Since the recession, reports of squatters staking their claim to a foreclosed or abandoned home flooded headlines, and instructional guides popped up online about how to file paperwork for adverse possessions.
Carpenter said the police won't usually get involved because it's a civil, not a criminal matter. However, Donovan and her husband were ordered to stay 100 yards away from their home after Fernandez-Beleta and Levya-Caraveo requested temporary restraining orders. The orders were issued on July 3.
Carpenter said the real estate agent who sold the home for $5,000 defrauded the buyers.
"Anybody that told Fernandez-Beleta and Levya-Caraveo they could have that home for $5,000 by adverse possession, that's obviously fraud," he said.

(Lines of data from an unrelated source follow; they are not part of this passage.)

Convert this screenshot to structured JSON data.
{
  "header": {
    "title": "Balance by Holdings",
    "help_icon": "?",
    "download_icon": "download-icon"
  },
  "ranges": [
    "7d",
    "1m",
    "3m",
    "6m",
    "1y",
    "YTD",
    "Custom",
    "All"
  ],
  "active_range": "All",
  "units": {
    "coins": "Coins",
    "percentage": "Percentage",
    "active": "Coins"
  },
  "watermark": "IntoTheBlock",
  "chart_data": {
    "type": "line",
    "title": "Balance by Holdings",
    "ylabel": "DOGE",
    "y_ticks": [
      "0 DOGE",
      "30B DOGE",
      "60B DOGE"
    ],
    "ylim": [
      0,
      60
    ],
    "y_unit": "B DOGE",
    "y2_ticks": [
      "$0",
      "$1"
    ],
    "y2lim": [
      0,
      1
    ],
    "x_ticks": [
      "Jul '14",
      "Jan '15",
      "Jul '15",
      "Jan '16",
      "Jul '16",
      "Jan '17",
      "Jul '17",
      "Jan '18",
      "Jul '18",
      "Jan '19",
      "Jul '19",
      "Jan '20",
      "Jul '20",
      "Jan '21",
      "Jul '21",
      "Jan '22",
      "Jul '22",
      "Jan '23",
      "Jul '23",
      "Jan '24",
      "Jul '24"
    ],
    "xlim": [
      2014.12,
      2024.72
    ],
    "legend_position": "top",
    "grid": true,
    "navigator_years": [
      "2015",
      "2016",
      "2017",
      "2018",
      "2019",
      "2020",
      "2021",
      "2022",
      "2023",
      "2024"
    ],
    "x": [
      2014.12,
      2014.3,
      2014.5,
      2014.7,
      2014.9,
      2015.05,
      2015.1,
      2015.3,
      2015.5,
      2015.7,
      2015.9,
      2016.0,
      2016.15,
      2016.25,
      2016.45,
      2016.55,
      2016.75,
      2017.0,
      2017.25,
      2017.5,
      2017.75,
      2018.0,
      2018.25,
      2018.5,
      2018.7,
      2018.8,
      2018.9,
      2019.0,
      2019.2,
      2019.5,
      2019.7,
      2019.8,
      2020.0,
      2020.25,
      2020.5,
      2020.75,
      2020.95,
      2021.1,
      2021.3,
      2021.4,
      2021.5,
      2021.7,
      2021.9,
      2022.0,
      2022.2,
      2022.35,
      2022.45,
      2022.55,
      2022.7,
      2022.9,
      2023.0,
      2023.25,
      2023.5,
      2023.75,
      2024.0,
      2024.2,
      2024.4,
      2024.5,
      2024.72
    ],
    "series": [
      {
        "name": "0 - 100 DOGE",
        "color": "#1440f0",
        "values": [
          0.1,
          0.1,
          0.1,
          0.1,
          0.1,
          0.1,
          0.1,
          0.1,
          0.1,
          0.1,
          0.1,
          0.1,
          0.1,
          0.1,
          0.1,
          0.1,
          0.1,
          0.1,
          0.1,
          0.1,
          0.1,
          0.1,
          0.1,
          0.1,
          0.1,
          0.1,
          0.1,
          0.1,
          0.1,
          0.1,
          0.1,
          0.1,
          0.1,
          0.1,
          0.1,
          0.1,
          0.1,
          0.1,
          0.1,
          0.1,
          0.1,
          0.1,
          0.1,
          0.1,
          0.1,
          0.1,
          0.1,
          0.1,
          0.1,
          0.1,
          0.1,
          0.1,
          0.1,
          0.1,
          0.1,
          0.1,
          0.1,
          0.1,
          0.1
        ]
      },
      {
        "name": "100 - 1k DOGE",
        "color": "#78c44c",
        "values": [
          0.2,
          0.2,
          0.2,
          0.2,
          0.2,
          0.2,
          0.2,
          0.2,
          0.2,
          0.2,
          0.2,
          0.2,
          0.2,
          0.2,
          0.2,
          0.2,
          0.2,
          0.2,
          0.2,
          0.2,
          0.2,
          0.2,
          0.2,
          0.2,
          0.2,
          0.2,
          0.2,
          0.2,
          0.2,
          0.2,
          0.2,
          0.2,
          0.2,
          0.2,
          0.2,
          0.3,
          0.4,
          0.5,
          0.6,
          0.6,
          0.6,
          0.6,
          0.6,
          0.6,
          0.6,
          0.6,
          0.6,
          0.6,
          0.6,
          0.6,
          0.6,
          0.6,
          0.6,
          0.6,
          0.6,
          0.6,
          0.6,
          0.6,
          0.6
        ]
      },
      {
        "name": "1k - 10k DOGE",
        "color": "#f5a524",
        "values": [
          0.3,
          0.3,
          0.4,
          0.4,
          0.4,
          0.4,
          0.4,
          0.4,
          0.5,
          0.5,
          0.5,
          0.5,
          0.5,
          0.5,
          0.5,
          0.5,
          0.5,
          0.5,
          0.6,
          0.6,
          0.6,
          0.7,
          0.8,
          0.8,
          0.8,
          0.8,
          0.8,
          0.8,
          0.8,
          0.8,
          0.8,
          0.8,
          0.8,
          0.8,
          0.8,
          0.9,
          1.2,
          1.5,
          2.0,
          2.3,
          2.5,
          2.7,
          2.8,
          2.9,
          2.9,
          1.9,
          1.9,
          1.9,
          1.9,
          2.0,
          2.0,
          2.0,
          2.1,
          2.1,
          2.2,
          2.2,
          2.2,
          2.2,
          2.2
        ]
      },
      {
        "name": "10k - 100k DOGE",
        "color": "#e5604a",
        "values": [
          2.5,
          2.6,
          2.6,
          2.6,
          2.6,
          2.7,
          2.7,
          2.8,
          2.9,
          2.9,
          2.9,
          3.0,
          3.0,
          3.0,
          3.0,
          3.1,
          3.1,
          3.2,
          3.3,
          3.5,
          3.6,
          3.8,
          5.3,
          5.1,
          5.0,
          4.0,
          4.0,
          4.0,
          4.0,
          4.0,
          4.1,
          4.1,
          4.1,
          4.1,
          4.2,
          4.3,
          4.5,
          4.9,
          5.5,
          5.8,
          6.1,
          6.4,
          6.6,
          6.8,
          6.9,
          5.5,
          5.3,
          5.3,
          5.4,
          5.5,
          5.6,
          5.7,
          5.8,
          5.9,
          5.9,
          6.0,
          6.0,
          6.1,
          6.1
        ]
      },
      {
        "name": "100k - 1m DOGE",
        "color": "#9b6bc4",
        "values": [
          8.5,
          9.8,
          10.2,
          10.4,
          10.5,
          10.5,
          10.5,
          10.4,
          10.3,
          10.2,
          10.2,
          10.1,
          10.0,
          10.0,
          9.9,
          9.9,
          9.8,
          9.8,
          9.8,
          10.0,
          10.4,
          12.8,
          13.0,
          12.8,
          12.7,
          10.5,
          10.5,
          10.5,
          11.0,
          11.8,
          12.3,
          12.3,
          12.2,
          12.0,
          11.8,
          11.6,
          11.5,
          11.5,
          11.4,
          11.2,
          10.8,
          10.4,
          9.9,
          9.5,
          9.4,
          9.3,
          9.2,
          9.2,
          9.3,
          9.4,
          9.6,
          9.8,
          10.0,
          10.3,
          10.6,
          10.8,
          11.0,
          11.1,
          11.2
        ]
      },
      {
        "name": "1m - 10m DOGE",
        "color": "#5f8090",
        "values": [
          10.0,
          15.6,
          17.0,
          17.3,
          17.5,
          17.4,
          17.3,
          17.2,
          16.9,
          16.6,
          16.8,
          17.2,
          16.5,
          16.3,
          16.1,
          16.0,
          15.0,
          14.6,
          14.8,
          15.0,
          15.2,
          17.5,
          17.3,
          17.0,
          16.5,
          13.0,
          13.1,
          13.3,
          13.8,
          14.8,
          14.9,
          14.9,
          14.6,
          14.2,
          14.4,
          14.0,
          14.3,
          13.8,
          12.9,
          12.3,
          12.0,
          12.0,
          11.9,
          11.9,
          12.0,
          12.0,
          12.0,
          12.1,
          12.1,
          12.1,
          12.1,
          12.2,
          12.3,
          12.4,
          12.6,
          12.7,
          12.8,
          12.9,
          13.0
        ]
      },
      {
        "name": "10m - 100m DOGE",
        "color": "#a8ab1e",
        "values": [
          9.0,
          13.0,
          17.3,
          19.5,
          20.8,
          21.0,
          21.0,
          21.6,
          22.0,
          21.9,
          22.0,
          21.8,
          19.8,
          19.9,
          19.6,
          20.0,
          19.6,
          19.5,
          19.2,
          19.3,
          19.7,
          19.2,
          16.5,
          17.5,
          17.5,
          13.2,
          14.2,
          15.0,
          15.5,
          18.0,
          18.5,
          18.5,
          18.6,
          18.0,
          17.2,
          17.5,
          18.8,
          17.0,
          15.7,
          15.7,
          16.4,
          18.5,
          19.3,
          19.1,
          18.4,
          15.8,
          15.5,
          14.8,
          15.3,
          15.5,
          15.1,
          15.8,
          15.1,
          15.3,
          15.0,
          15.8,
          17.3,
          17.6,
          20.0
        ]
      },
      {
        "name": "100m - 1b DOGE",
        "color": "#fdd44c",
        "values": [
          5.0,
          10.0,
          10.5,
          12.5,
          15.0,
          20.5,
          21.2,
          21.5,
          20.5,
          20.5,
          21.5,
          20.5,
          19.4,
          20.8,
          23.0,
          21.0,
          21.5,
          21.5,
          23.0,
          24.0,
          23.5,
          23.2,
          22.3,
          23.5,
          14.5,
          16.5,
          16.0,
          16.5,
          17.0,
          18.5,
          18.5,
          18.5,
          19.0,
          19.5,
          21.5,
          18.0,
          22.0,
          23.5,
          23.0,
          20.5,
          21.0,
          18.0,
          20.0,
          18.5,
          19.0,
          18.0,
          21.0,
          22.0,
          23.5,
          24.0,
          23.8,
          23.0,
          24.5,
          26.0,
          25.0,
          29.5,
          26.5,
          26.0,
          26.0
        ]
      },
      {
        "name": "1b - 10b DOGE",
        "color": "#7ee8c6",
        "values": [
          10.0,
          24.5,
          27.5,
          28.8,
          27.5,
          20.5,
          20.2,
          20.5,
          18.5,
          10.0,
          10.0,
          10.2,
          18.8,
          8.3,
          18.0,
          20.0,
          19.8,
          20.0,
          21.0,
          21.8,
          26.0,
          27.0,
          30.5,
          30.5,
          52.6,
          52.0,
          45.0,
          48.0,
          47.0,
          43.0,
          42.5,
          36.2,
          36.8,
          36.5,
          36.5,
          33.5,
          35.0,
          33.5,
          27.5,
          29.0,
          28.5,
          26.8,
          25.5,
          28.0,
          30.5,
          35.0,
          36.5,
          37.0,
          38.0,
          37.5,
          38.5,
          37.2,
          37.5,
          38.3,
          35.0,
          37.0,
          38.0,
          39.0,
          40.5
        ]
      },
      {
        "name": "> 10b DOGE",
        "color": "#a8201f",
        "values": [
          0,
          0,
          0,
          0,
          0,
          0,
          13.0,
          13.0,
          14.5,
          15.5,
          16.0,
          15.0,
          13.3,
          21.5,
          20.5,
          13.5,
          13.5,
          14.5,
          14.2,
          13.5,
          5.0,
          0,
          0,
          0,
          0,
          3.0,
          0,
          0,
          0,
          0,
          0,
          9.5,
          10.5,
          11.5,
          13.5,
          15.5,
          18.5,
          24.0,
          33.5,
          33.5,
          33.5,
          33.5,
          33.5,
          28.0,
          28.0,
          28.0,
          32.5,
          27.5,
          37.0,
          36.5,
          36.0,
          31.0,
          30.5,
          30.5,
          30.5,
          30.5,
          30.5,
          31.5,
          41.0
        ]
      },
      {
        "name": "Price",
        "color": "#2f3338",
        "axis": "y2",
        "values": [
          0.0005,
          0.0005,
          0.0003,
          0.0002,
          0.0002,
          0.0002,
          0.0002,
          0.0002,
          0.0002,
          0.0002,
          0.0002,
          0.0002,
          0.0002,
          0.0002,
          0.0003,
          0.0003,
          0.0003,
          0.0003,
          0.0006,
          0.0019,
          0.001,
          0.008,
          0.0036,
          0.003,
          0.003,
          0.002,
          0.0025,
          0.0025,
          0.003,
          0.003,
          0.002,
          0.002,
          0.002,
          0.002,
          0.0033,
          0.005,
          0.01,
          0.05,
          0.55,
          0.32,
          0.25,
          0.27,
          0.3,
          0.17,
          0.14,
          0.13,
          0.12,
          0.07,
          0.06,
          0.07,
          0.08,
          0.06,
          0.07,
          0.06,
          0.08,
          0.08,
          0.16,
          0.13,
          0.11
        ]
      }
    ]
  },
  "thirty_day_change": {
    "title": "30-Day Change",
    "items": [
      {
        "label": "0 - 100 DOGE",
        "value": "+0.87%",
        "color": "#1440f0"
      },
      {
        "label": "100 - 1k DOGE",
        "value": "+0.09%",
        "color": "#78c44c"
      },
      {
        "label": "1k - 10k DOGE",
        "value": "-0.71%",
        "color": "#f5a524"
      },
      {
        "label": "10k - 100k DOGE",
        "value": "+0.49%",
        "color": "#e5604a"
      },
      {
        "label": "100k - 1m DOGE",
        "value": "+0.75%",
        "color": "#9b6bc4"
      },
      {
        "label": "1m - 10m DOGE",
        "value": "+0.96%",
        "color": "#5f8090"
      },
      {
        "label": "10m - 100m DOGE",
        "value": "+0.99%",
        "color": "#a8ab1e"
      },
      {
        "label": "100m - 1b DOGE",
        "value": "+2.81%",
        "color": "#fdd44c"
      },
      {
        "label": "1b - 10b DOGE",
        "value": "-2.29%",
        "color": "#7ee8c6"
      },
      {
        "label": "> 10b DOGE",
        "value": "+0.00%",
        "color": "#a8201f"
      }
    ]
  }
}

The minimum amount of time for an adverse possessor to have legal ownership of a home can be shortened to seven years, if the occupier has a deed to the property and has been paying property taxes.
Most states have at least a five-year requirement for adverse possession, said Carpenter.
"Many states require 20 years or somewhere in between," Carpenter said, adding that most people use the law to claim a strip of land or a field, say, in dispute with a neighbor.
"It sounds like none of this comes close to that," Geoffrey Anderson, a real estate attorney in Denver not involved in the case, said of the people occupying the Donovan's home.
Donovan said she suspects a real estate agent targeted her home because it was briefly on the market last year.
"People who are even on an extended vacation need to be aware of this situation because once someone illegally occupies your home, you can't just have the cops arrest them," because they need to be caught in the act of breaking in and entering, Donovan said.
"It's just been a nightmare," she said. "We just want to get settled and try to get on with our life."